BERLIN/NUUK/WASHINGTON (Eigener Bericht) – Nach der Entsendung von Soldaten aus acht NATO-Staaten Europas, darunter Deutschland, nach Grönland eskaliert der Konflikt um die zu Dänemark gehörende Insel mit neuen Zolldrohungen der Trump-Administration. US-Präsident Donald Trump hat am Samstag angekündigt, zusätzliche Zölle in Höhe von 10 Prozent ab dem 1. Februar und von 25 Prozent ab dem 1. Juni auf alle Einfuhren aus den acht Staaten erheben zu wollen – so lange, bis Grönland unter US-Hoheit übergeht. Aus der EU heißt es bislang mehrheitlich, man beuge sich nicht und beharre auf Dänemarks territorialer Integrität. Die Entsendung von Militärs – zunächst nur im Rahmen einer Erkundungsmission – knüpft im Fall der Bundeswehr an eine seit fast zehn Jahren andauernde Ausweitung ihrer militärischen Aktivitäten in Europas Hohem Norden und in der Arktis an, die sich schon jetzt von Norwegen über Island bis nach Kanada erstrecken und im vergangenen Jahr zum ersten Mal auch Grönland erreichten. Sie richteten sich bislang ausschließlich gegen Russland. Jetzt positioniert sich die Bundeswehr mit ihren Grönland-Aktivitäten zum ersten Mal überhaupt unmittelbar gegen das Interesse der USA.

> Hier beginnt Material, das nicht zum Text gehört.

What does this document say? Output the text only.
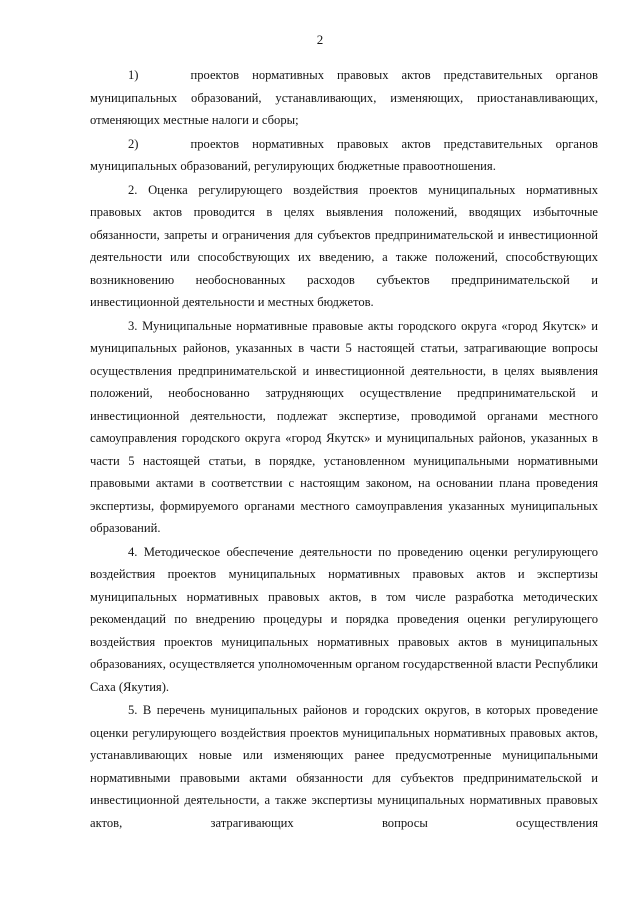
2

1)    проектов нормативных правовых актов представительных органов муниципальных образований, устанавливающих, изменяющих, приостанавливающих, отменяющих местные налоги и сборы;

2)    проектов нормативных правовых актов представительных органов муниципальных образований, регулирующих бюджетные правоотношения.

2. Оценка регулирующего воздействия проектов муниципальных нормативных правовых актов проводится в целях выявления положений, вводящих избыточные обязанности, запреты и ограничения для субъектов предпринимательской и инвестиционной деятельности или способствующих их введению, а также положений, способствующих возникновению необоснованных расходов субъектов предпринимательской и инвестиционной деятельности и местных бюджетов.

3. Муниципальные нормативные правовые акты городского округа «город Якутск» и муниципальных районов, указанных в части 5 настоящей статьи, затрагивающие вопросы осуществления предпринимательской и инвестиционной деятельности, в целях выявления положений, необоснованно затрудняющих осуществление предпринимательской и инвестиционной деятельности, подлежат экспертизе, проводимой органами местного самоуправления городского округа «город Якутск» и муниципальных районов, указанных в части 5 настоящей статьи, в порядке, установленном муниципальными нормативными правовыми актами в соответствии с настоящим законом, на основании плана проведения экспертизы, формируемого органами местного самоуправления указанных муниципальных образований.

4. Методическое обеспечение деятельности по проведению оценки регулирующего воздействия проектов муниципальных нормативных правовых актов и экспертизы муниципальных нормативных правовых актов, в том числе разработка методических рекомендаций по внедрению процедуры и порядка проведения оценки регулирующего воздействия проектов муниципальных нормативных правовых актов в муниципальных образованиях, осуществляется уполномоченным органом государственной власти Республики Саха (Якутия).

5. В перечень муниципальных районов и городских округов, в которых проведение оценки регулирующего воздействия проектов муниципальных нормативных правовых актов, устанавливающих новые или изменяющих ранее предусмотренные муниципальными нормативными правовыми актами обязанности для субъектов предпринимательской и инвестиционной деятельности, а также экспертизы муниципальных нормативных правовых актов, затрагивающих вопросы осуществления
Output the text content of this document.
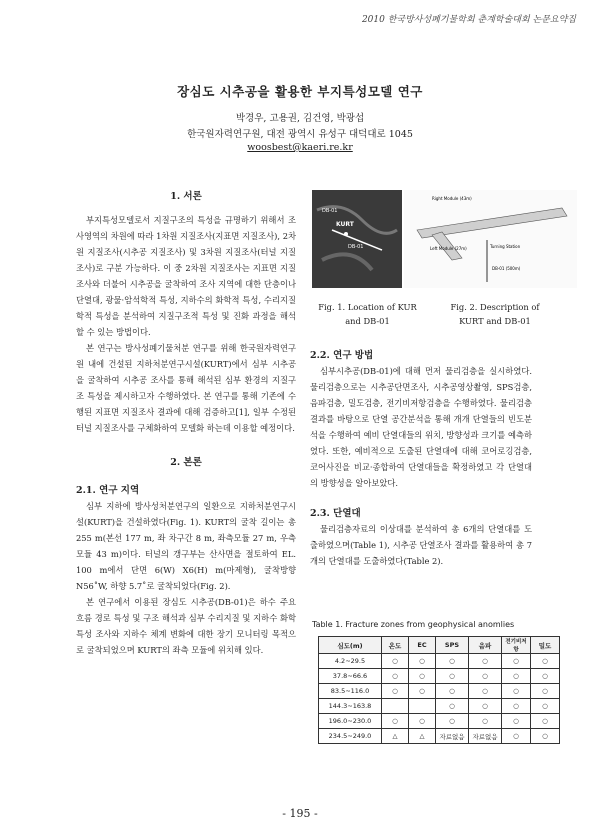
2010 한국방사성폐기물학회 춘계학술대회 논문요약집
장심도 시추공을 활용한 부지특성모델 연구
박경우, 고용권, 김건영, 박광섭
한국원자력연구원, 대전 광역시 유성구 대덕대로 1045
woosbest@kaeri.re.kr
1. 서론

부지특성모델로서 지질구조의 특성을 규명하기 위해서 조사영역의 차원에 따라 1차원 지질조사(지표면 지질조사), 2차원 지질조사(시추공 지질조사) 및 3차원 지질조사(터널 지질조사)로 구분 가능하다. 이 중 2차원 지질조사는 지표면 지질조사와 더불어 시추공을 굴착하여 조사 지역에 대한 단층이나 단열대, 광물·암석학적 특성, 지하수의 화학적 특성, 수리지질학적 특성을 분석하여 지질구조적 특성 및 진화 과정을 해석할 수 있는 방법이다.

본 연구는 방사성폐기물처분 연구를 위해 한국원자력연구원 내에 건설된 지하처분연구시설(KURT)에서 심부 시추공을 굴착하여 시추공 조사를 통해 해석된 심부 환경의 지질구조 특성을 제시하고자 수행하였다. 본 연구를 통해 기존에 수행된 지표면 지질조사 결과에 대해 검증하고[1], 일부 수정된 터널 지질조사를 구체화하여 모델화 하는데 이용할 예정이다.

2. 본론
2.1. 연구 지역

심부 지하에 방사성처분연구의 일환으로 지하처분연구시설(KURT)을 건설하였다(Fig. 1). KURT의 굴착 길이는 총 255 m(본선 177 m, 좌 차구간 8 m, 좌측모듈 27 m, 우측모듈 43 m)이다. 터널의 갱구부는 산사면을 절토하여 EL. 100 m에서 단면 6(W) X6(H) m(마제형), 굴착방향 N56˚W, 하향 5.7˚로 굴착되었다(Fig. 2).

본 연구에서 이용된 장심도 시추공(DB-01)은 하수 주요 흐름 경로 특성 및 구조 해석과 심부 수리지질 및 지하수 화학 특성 조사와 지하수 체계 변화에 대한 장기 모니터링 목적으로 굴착되었으며 KURT의 좌측 모듈에 위치해 있다.

DB-01
KURT
DB-01
Right Module (43m)
Left Module (27m)	Turning Station
DB-01 (500m)
Fig. 1. Location of KUR
and DB-01
Fig. 2. Description of
KURT and DB-01
2.2. 연구 방법

심부시추공(DB-01)에 대해 먼저 물리검층을 실시하였다. 물리검층으로는 시추공단면조사, 시추공영상촬영, SPS검층, 음파검층, 밀도검층, 전기비저항검층을 수행하였다. 물리검층 결과를 바탕으로 단열 공간분석을 통해 개개 단열들의 빈도분석을 수행하여 예비 단열대들의 위치, 방향성과 크기를 예측하였다. 또한, 예비적으로 도출된 단열대에 대해 코어로깅검층, 코어사진을 비교·종합하여 단열대들을 확정하였고 각 단열대의 방향성을 알아보았다.

2.3. 단열대

물리검층자료의 이상대를 분석하여 총 6개의 단열대를 도출하였으며(Table 1), 시추공 단열조사 결과를 활용하여 총 7개의 단열대를 도출하였다(Table 2).

Table 1. Fracture zones from geophysical anomlies
심도(m)	온도	EC	SPS	음파	전기비저항	밀도
4.2∼29.5	○	○	○	○	○	○
37.8∼66.6	○	○	○	○	○	○
83.5∼116.0	○	○	○	○	○	○
144.3∼163.8			○	○	○	○
196.0∼230.0	○	○	○	○	○	○
234.5∼249.0	△	△	자료없음	자료없음	○	○
- 195 -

Am Hauptquartier der Nordflotte

Die Bundeswehr weitet ihre Aktivitäten im Hohen Norden bereits seit geraumer Zeit aus. Einen ersten großen Schritt nach vorsichtigen Anfängen [1] stellte 2018 die Teilnahme deutscher Soldaten in Brigadestärke an Trident Juncture dar, einem NATO-Großmanöver in Norwegen, das insbesondere die Einsatzbereitschaft der NATO Response Force und der damals von einem deutschen Offizier geführten NATO-„Speerspitze“ (Very High Readiness Joint Task Force, VJTF) testen sollte. Im Rahmen der Kriegsübung operierten Kriegsschiffe und Kampfjets auch auf schwedischem und finnischem Territorium.[2] Die Teilnahme der Bundeswehr an weiteren Manövern folgte. Nach dem NATO-Beitritt Finnlands und Schwedens intensivierte sich die Militarisierung des Hohen Nordens in Europa ein weiteres Stück.[3] „Deutsche Soldaten, darunter Gebirgsjäger und Marineinfanterie, nehmen inzwischen regelmäßig an Manövern wie ‚Nordic Response‘ teil“, heißt es; „Einheiten der Marine wurden zum Flugkörperschießen ins Polarmeer entsandt.“[4] All dies richtet sich gegen Russland, das an Finnland und im äußersten Norden an Norwegen grenzt. In relativer Nähe zu Nordfinnland und Nordnorwegen liegt die russische Halbinsel Kola, auf der die russische Nordflotte ihr Hauptquartier unterhält. Dort befinden sich auch atomar bewaffnete U-Boote, die einen Teil der russischen Zweitschlagfähigkeit bilden.

Die GIUK-Lücke

Daneben operiert die Bundeswehr immer öfter im äußersten Norden des Atlantiks und im Europäischen Nordmeer. Auch dies richtet sich einzig und allein gegen Russland. Das hat mit dem Seeweg zu tun, den Kriegsschiffe und insbesondere U-Boote der russischen Nordflotte zurückzulegen haben, wenn sie von der Halbinsel Kola durch das Europäische Nordmeer in den Atlantik gelangen wollen. Dort könnten sie die transatlantischen Nachschubwege aus Nordamerika nach Europa attackieren. Deshalb ist die NATO bemüht, den Seeweg dorthin zu kontrollieren, der entweder westlich oder östlich von Island entlangführt – durch die „GIUK-Lücke“ zwischen Grönland, Island und Großbritannien (United Kingdom) hindurch. Dort finden regelmäßig NATO-Manöver statt, so etwa die Übung Dynamic Mongoose, bei der die U-Boot-Jagd im Mittelpunkt steht.[5] Die Bundeswehr nimmt immer wieder an ihr teil. Im Oktober hielt sich Verteidigungsminister Boris Pistorius in Islands Hauptstadt Reykjavík auf, um dort mit der Außenministerin des Landes, Katrín Gunnarsdóttir, über eine intensivere Kooperation zu sprechen. Er teilte mit, Deutschland werde „seine militärische Präsenz auf der Insel erhöhen“. Vor allem sollen die neuen Seefernaufklärer P-8A Poseidon der Deutschen Marine von Island aus operieren.[6]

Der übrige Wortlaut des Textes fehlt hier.